A publicação reúne as análises das companhias de 12 segmentos do varejo realizadas pelo CIP – Centro de Inteligência Padrão, em parceria com a Serasa Experian e a Mastercard.
O estudo mostra que as grandes empresas presentes no ranking conseguiram elevar em 5,6% a rentabilidade por loja, mesmo com um quadro de funcionários que cresceu apenas 0,4% no mesmo período e um número de lojas 2,6% maior.

Análise por segmento

Dos 12 segmentos analisados, metade apresentou queda no número de funcionários, com destaque para Livrarias e Papelarias, que registrou recuo de 10%, apesar de elevar o número de lojas em 4,2%. Apesar disso, apenas quatro apresentaram recuo de rentabilidade por loja, com destaque para Materiais de Construção, que teve recuo de 10,2%, apesar do crescimento de 9,7% no número de lojas.
O recuo na rentabilidade do setor é resultado de um período difícil. De todos os segmentos, Material de Construção é o mais dependente de crédito – ao lado de Eletroeletrônicos e Móveis – e tem ciclo de jornada de compra mais longa. Ou seja, a frequência de compra do consumidor nesse segmento é mais espaçada.
Além disso, as lojas do setor normalmente têm altos custos operacionais, por serem maiores exigirem mais funcionários.
Embora dependentes de crédito também, as lojas de Eletroeletrônicos e Móveis conseguiram elevar em 9,5% a rentabilidade por loja, apesar do forte recuo de 8,3% no número de funcionários. O dado mostra que o setor conseguiu mostrar resiliência e garantir a eficiência que foi forçado a buscar por conta da crise – os resultados vieram logo.
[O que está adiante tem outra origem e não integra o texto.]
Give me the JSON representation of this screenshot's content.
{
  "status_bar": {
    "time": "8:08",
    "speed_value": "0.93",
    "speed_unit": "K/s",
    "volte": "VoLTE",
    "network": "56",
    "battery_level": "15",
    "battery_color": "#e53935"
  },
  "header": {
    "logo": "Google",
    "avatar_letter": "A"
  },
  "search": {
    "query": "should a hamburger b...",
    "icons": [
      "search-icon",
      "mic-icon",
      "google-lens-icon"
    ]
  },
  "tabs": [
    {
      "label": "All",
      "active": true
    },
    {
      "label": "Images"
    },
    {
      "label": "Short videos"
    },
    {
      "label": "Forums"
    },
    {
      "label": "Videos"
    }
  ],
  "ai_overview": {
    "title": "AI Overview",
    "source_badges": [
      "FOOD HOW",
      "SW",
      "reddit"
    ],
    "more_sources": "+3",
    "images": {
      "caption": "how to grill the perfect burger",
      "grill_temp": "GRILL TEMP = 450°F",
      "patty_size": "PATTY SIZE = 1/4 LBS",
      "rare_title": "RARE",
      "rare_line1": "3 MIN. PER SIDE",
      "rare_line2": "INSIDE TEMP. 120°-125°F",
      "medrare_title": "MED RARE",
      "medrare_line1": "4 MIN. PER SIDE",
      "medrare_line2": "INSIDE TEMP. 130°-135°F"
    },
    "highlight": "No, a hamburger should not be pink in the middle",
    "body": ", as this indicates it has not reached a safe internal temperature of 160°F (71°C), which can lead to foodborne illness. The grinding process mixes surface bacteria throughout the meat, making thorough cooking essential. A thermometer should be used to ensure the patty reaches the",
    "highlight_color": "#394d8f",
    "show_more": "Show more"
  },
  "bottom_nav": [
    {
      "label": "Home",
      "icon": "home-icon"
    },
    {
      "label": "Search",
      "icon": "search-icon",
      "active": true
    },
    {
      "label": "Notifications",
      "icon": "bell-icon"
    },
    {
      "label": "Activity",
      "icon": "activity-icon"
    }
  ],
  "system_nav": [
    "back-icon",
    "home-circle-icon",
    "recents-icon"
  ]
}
Outro setor interessante de ser analisado é o Atacarejo. Ele elevou em 17,9% as contratações e em 5,1% o número de lojas. A rentabilidade por loja, por sua vez, aumentou 14,3%. Os dados são claros em mostrar o crescimento acelerado deste segmento que acompanhou o comportamento mais conservador de gastos dos brasileiros. Mas eles também sinalizam que o segmento ainda não está tão eficiente quanto os demais.